November 12, 2021 2:31:29 am
Despite the November 1 deadline set by the North and East MCDs after which only segregated waste would be collected from homes, the move to reduce the burden on landfills remains on paper in several areas. While residents have complained of improper implementation, officials in the two MCDs said issues are being ironed out.
Welfare associations and residents of localities such as Chandni Chowk, Wazirpur, Model Town, Rana Pratap Bagh, Gandhi Nagar, Krishna Nagar, New Ashok Nagar said they haven’t been segregating waste.
Sanjay Gupta, vice-president of the Model Town RWA said, “Model Town is a big area, but only two- three garbage vans come by to collect waste. By the time people come down, the vehicles are gone. We had asked for specific arrangements to collect waste from each house.”

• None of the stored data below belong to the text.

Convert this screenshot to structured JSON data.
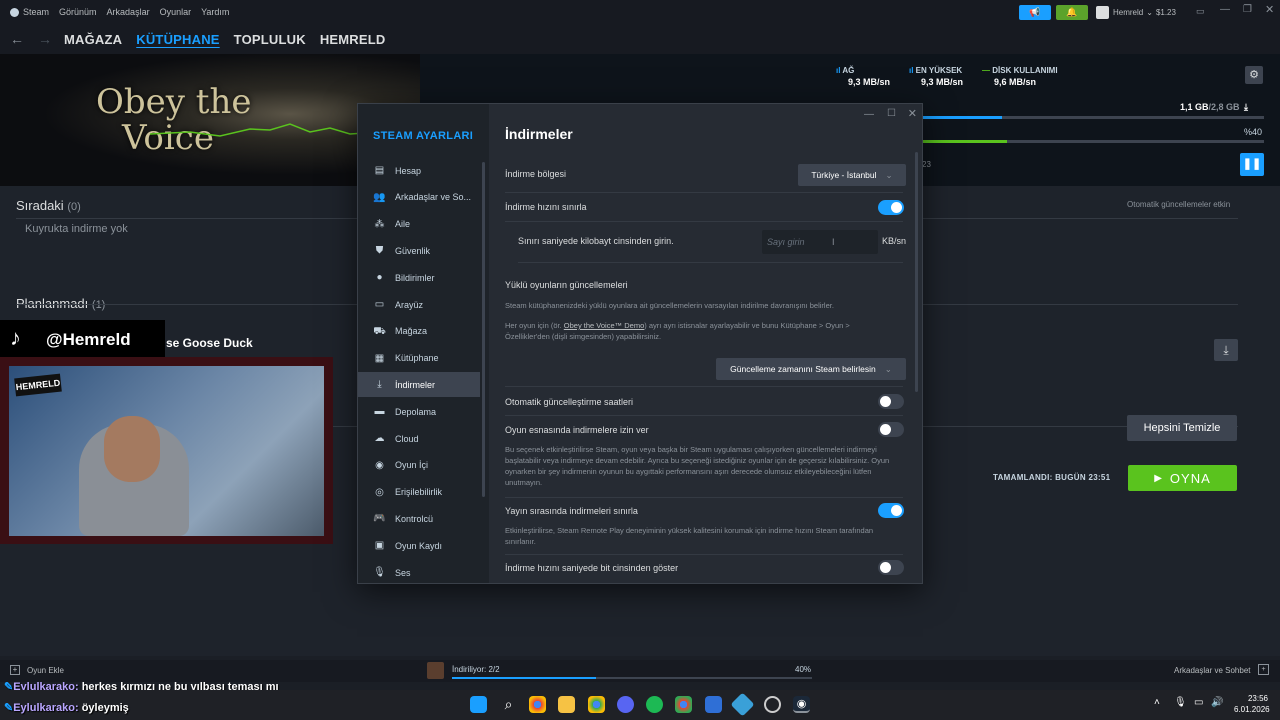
{
  "menu": [
    "Steam",
    "Görünüm",
    "Arkadaşlar",
    "Oyunlar",
    "Yardım"
  ],
  "nav": [
    "MAĞAZA",
    "KÜTÜPHANE",
    "TOPLULUK",
    "HEMRELD"
  ],
  "account": {
    "name": "Hemreld",
    "balance": "$1.23"
  },
  "hero": {
    "logo_line1": "Obey the",
    "logo_line2": "Voice",
    "net_label": "AĞ",
    "net_value": "9,3 MB/sn",
    "peak_label": "EN YÜKSEK",
    "peak_value": "9,3 MB/sn",
    "disk_label": "DİSK KULLANIMI",
    "disk_value": "9,6 MB/sn",
    "size": "1,1 GB",
    "size_total": "/2,8 GB",
    "percent": "%40",
    "time_fragment": "23",
    "auto_updates": "Otomatik güncellemeler etkin"
  },
  "queue": {
    "next_title": "Sıradaki",
    "next_count": "(0)",
    "empty": "Kuyrukta indirme yok",
    "unplanned_title": "Planlanmadı",
    "unplanned_count": "(1)",
    "game": "se Goose Duck",
    "clear_all": "Hepsini Temizle",
    "completed": "TAMAMLANDI: BUGÜN 23:51",
    "play": "OYNA"
  },
  "overlay": {
    "tiktok_handle": "@Hemreld"
  },
  "settings": {
    "title": "STEAM AYARLARI",
    "sidebar": [
      {
        "label": "Hesap",
        "icon": "account-icon",
        "glyph": "▤"
      },
      {
        "label": "Arkadaşlar ve So...",
        "icon": "friends-icon",
        "glyph": "👥"
      },
      {
        "label": "Aile",
        "icon": "family-icon",
        "glyph": "⁂"
      },
      {
        "label": "Güvenlik",
        "icon": "shield-icon",
        "glyph": "⛊"
      },
      {
        "label": "Bildirimler",
        "icon": "notification-icon",
        "glyph": "●"
      },
      {
        "label": "Arayüz",
        "icon": "monitor-icon",
        "glyph": "▭"
      },
      {
        "label": "Mağaza",
        "icon": "cart-icon",
        "glyph": "⛟"
      },
      {
        "label": "Kütüphane",
        "icon": "grid-icon",
        "glyph": "▦"
      },
      {
        "label": "İndirmeler",
        "icon": "download-icon",
        "glyph": "⤓"
      },
      {
        "label": "Depolama",
        "icon": "storage-icon",
        "glyph": "▬"
      },
      {
        "label": "Cloud",
        "icon": "cloud-icon",
        "glyph": "☁"
      },
      {
        "label": "Oyun İçi",
        "icon": "ingame-icon",
        "glyph": "◉"
      },
      {
        "label": "Erişilebilirlik",
        "icon": "accessibility-icon",
        "glyph": "◎"
      },
      {
        "label": "Kontrolcü",
        "icon": "controller-icon",
        "glyph": "🎮"
      },
      {
        "label": "Oyun Kaydı",
        "icon": "recording-icon",
        "glyph": "▣"
      },
      {
        "label": "Ses",
        "icon": "microphone-icon",
        "glyph": "🎙"
      }
    ],
    "selected_index": 8,
    "page_title": "İndirmeler",
    "region_label": "İndirme bölgesi",
    "region_value": "Türkiye - İstanbul",
    "limit_label": "İndirme hızını sınırla",
    "limit_on": true,
    "limit_input_label": "Sınırı saniyede kilobayt cinsinden girin.",
    "limit_placeholder": "Sayı girin",
    "limit_unit": "KB/sn",
    "updates_title": "Yüklü oyunların güncellemeleri",
    "updates_desc1": "Steam kütüphanenizdeki yüklü oyunlara ait güncellemelerin varsayılan indirilme davranışını belirler.",
    "updates_desc2a": "Her oyun için (ör. ",
    "updates_desc2_link": "Obey the Voice™ Demo",
    "updates_desc2b": ") ayrı ayrı istisnalar ayarlayabilir ve bunu Kütüphane > Oyun > Özellikler'den (dişli simgesinden) yapabilirsiniz.",
    "updates_dropdown": "Güncelleme zamanını Steam belirlesin",
    "auto_hours_label": "Otomatik güncelleştirme saatleri",
    "auto_hours_on": false,
    "allow_ingame_label": "Oyun esnasında indirmelere izin ver",
    "allow_ingame_on": false,
    "allow_ingame_desc": "Bu seçenek etkinleştirilirse Steam, oyun veya başka bir Steam uygulaması çalışıyorken güncellemeleri indirmeyi başlatabilir veya indirmeye devam edebilir. Ayrıca bu seçeneği istediğiniz oyunlar için de geçersiz kılabilirsiniz. Oyun oynarken bir şey indirmenin oyunun bu aygıttaki performansını aşırı derecede olumsuz etkileyebileceğini lütfen unutmayın.",
    "stream_label": "Yayın sırasında indirmeleri sınırla",
    "stream_on": true,
    "stream_desc": "Etkinleştirilirse, Steam Remote Play deneyiminin yüksek kalitesini korumak için indirme hızını Steam tarafından sınırlanır.",
    "bits_label": "İndirme hızını saniyede bit cinsinden göster",
    "bits_on": false
  },
  "bottom": {
    "add_game": "Oyun Ekle",
    "downloading": "İndiriliyor: 2/2",
    "progress": 0.4,
    "progress_text": "40%",
    "friends": "Arkadaşlar ve Sohbet"
  },
  "chat": [
    {
      "user": "Eylulkarako:",
      "msg": " herkes kırmızı ne bu yılbaşı teması mı"
    },
    {
      "user": "Eylulkarako:",
      "msg": " öyleymiş"
    }
  ],
  "clock": {
    "time": "23:56",
    "date": "6.01.2026"
  },
  "colors": {
    "accent": "#1a9fff",
    "play": "#5ac31e"
  }
}
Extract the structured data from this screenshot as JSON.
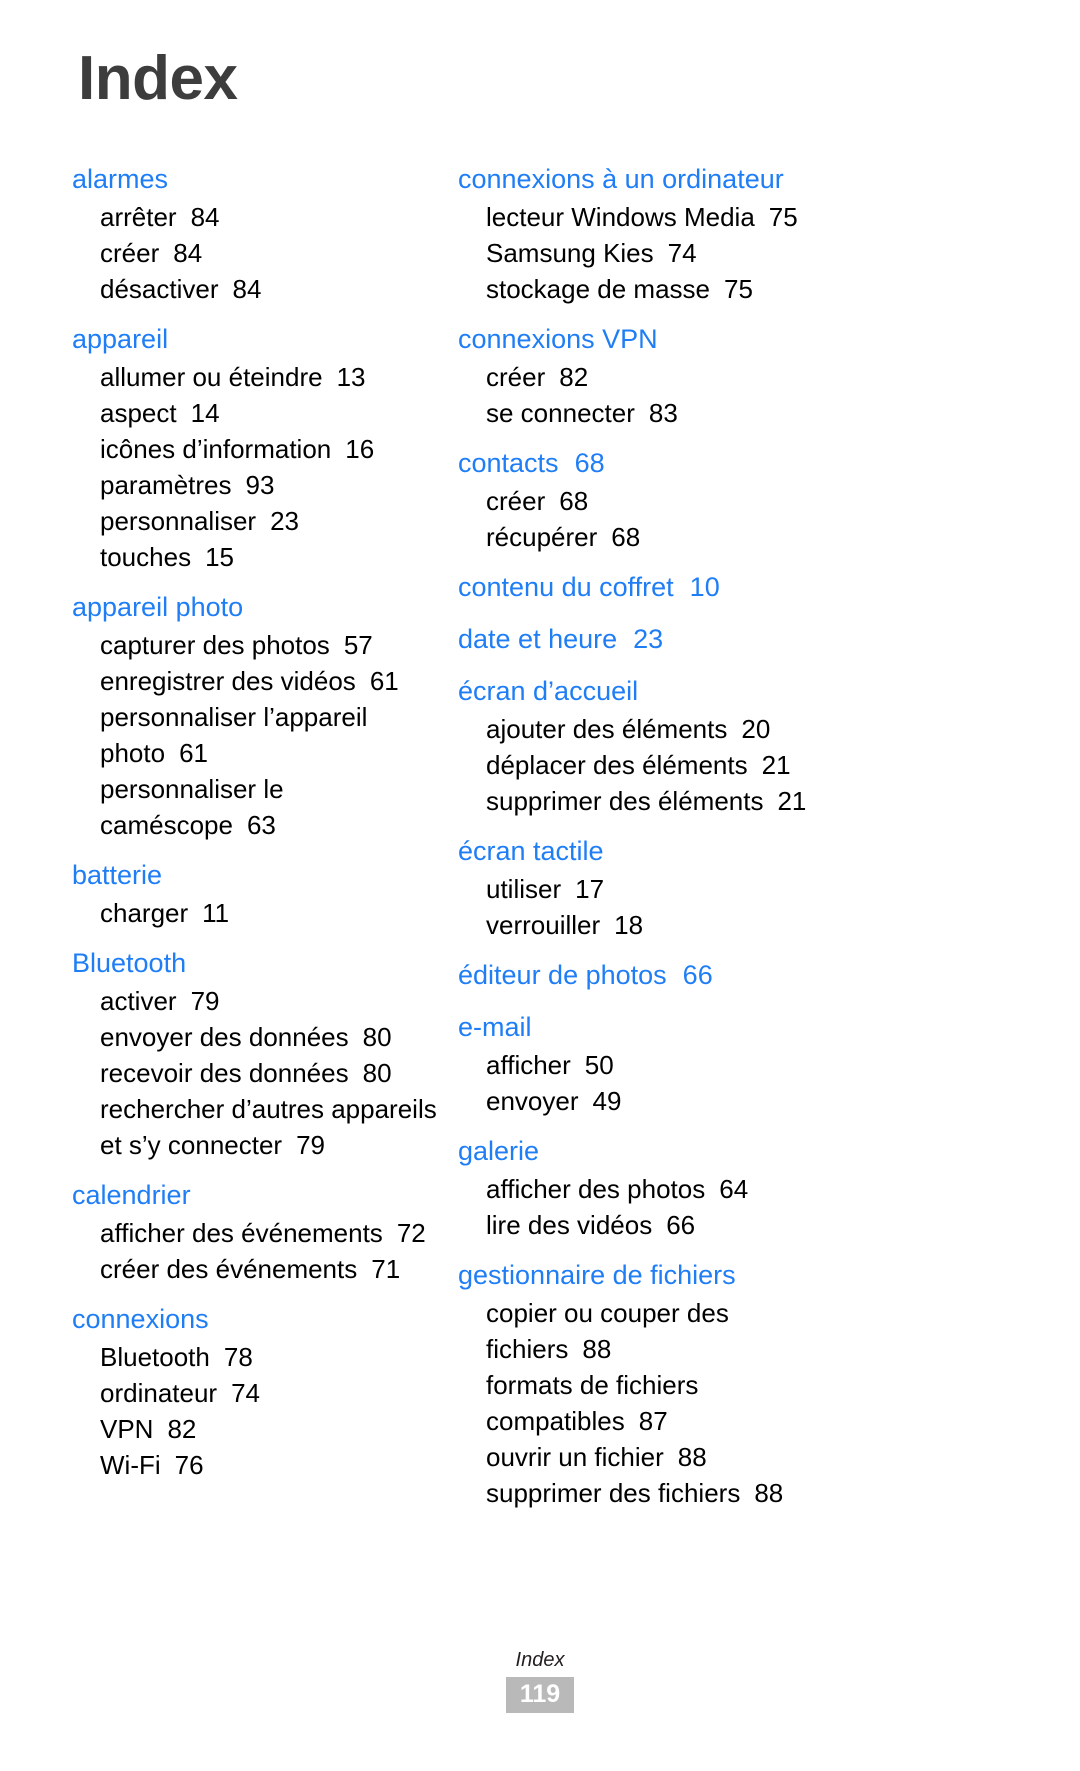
{
  "page": {
    "title": "Index",
    "footer_label": "Index",
    "footer_page_number": "119",
    "heading_color": "#1f7ef5",
    "title_color": "#3d3d3d",
    "badge_color": "#b9b9b9"
  },
  "columns": [
    {
      "name": "left-column",
      "groups": [
        {
          "heading": "alarmes",
          "heading_page": "",
          "items": [
            {
              "label": "arrêter",
              "page": "84"
            },
            {
              "label": "créer",
              "page": "84"
            },
            {
              "label": "désactiver",
              "page": "84"
            }
          ]
        },
        {
          "heading": "appareil",
          "heading_page": "",
          "items": [
            {
              "label": "allumer ou éteindre",
              "page": "13"
            },
            {
              "label": "aspect",
              "page": "14"
            },
            {
              "label": "icônes d’information",
              "page": "16"
            },
            {
              "label": "paramètres",
              "page": "93"
            },
            {
              "label": "personnaliser",
              "page": "23"
            },
            {
              "label": "touches",
              "page": "15"
            }
          ]
        },
        {
          "heading": "appareil photo",
          "heading_page": "",
          "items": [
            {
              "label": "capturer des photos",
              "page": "57"
            },
            {
              "label": "enregistrer des vidéos",
              "page": "61"
            },
            {
              "label": "personnaliser l’appareil",
              "page": ""
            },
            {
              "label": "photo",
              "page": "61"
            },
            {
              "label": "personnaliser le",
              "page": ""
            },
            {
              "label": "caméscope",
              "page": "63"
            }
          ]
        },
        {
          "heading": "batterie",
          "heading_page": "",
          "items": [
            {
              "label": "charger",
              "page": "11"
            }
          ]
        },
        {
          "heading": "Bluetooth",
          "heading_page": "",
          "items": [
            {
              "label": "activer",
              "page": "79"
            },
            {
              "label": "envoyer des données",
              "page": "80"
            },
            {
              "label": "recevoir des données",
              "page": "80"
            },
            {
              "label": "rechercher d’autres appareils",
              "page": ""
            },
            {
              "label": "et s’y connecter",
              "page": "79"
            }
          ]
        },
        {
          "heading": "calendrier",
          "heading_page": "",
          "items": [
            {
              "label": "afficher des événements",
              "page": "72"
            },
            {
              "label": "créer des événements",
              "page": "71"
            }
          ]
        },
        {
          "heading": "connexions",
          "heading_page": "",
          "items": [
            {
              "label": "Bluetooth",
              "page": "78"
            },
            {
              "label": "ordinateur",
              "page": "74"
            },
            {
              "label": "VPN",
              "page": "82"
            },
            {
              "label": "Wi-Fi",
              "page": "76"
            }
          ]
        }
      ]
    },
    {
      "name": "right-column",
      "groups": [
        {
          "heading": "connexions à un ordinateur",
          "heading_page": "",
          "items": [
            {
              "label": "lecteur Windows Media",
              "page": "75"
            },
            {
              "label": "Samsung Kies",
              "page": "74"
            },
            {
              "label": "stockage de masse",
              "page": "75"
            }
          ]
        },
        {
          "heading": "connexions VPN",
          "heading_page": "",
          "items": [
            {
              "label": "créer",
              "page": "82"
            },
            {
              "label": "se connecter",
              "page": "83"
            }
          ]
        },
        {
          "heading": "contacts",
          "heading_page": "68",
          "items": [
            {
              "label": "créer",
              "page": "68"
            },
            {
              "label": "récupérer",
              "page": "68"
            }
          ]
        },
        {
          "heading": "contenu du coffret",
          "heading_page": "10",
          "items": []
        },
        {
          "heading": "date et heure",
          "heading_page": "23",
          "items": []
        },
        {
          "heading": "écran d’accueil",
          "heading_page": "",
          "items": [
            {
              "label": "ajouter des éléments",
              "page": "20"
            },
            {
              "label": "déplacer des éléments",
              "page": "21"
            },
            {
              "label": "supprimer des éléments",
              "page": "21"
            }
          ]
        },
        {
          "heading": "écran tactile",
          "heading_page": "",
          "items": [
            {
              "label": "utiliser",
              "page": "17"
            },
            {
              "label": "verrouiller",
              "page": "18"
            }
          ]
        },
        {
          "heading": "éditeur de photos",
          "heading_page": "66",
          "items": []
        },
        {
          "heading": "e-mail",
          "heading_page": "",
          "items": [
            {
              "label": "afficher",
              "page": "50"
            },
            {
              "label": "envoyer",
              "page": "49"
            }
          ]
        },
        {
          "heading": "galerie",
          "heading_page": "",
          "items": [
            {
              "label": "afficher des photos",
              "page": "64"
            },
            {
              "label": "lire des vidéos",
              "page": "66"
            }
          ]
        },
        {
          "heading": "gestionnaire de fichiers",
          "heading_page": "",
          "items": [
            {
              "label": "copier ou couper des",
              "page": ""
            },
            {
              "label": "fichiers",
              "page": "88"
            },
            {
              "label": "formats de fichiers",
              "page": ""
            },
            {
              "label": "compatibles",
              "page": "87"
            },
            {
              "label": "ouvrir un fichier",
              "page": "88"
            },
            {
              "label": "supprimer des fichiers",
              "page": "88"
            }
          ]
        }
      ]
    }
  ]
}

Bhanu Kapoor, a resident of Chandni Chowk, said it is not possible to collect segregated waste from houses in small lanes till there is a big campaign: “Ragpickers also need to be trained and incentivised to collect segregated wastes.”
In East Delhi too, the initiative is largely confined to spreading awareness with meetings being held with RWAs. B S Vohra, president of the Federation of East Delhi RWAs, said, “Waste picking vehicles come every day but there is no segregation.”
According to standing committee chairperson of the North MCD Jogi Ram Jain, waste segregation is being implemented properly in areas like Kamala Nagar and Shakti Nagar. “In slums, there could be issues as vehicles are parked in one place. The initiative will be properly implemented in all areas soon,” he said.
East MCD Commissioner Vikas Anand said it’s an ongoing process: “Several new initiatives are being been taken up to promote waste segregation — there are plans to set up waste processing plants for bulk waste generators for which there could be a subsidy. In coming months, the civic body will be more strict and impose fine on violators. NGOs are being roped in to work with bulk waste generators.”
The solid waste management by-laws, notified by L-G Anil Baijal in 2018 places onus of waste segregation — into wet waste (biodegradable), dry waste (non-biodegradable), and domestic hazardous waste — directly on those who generate it.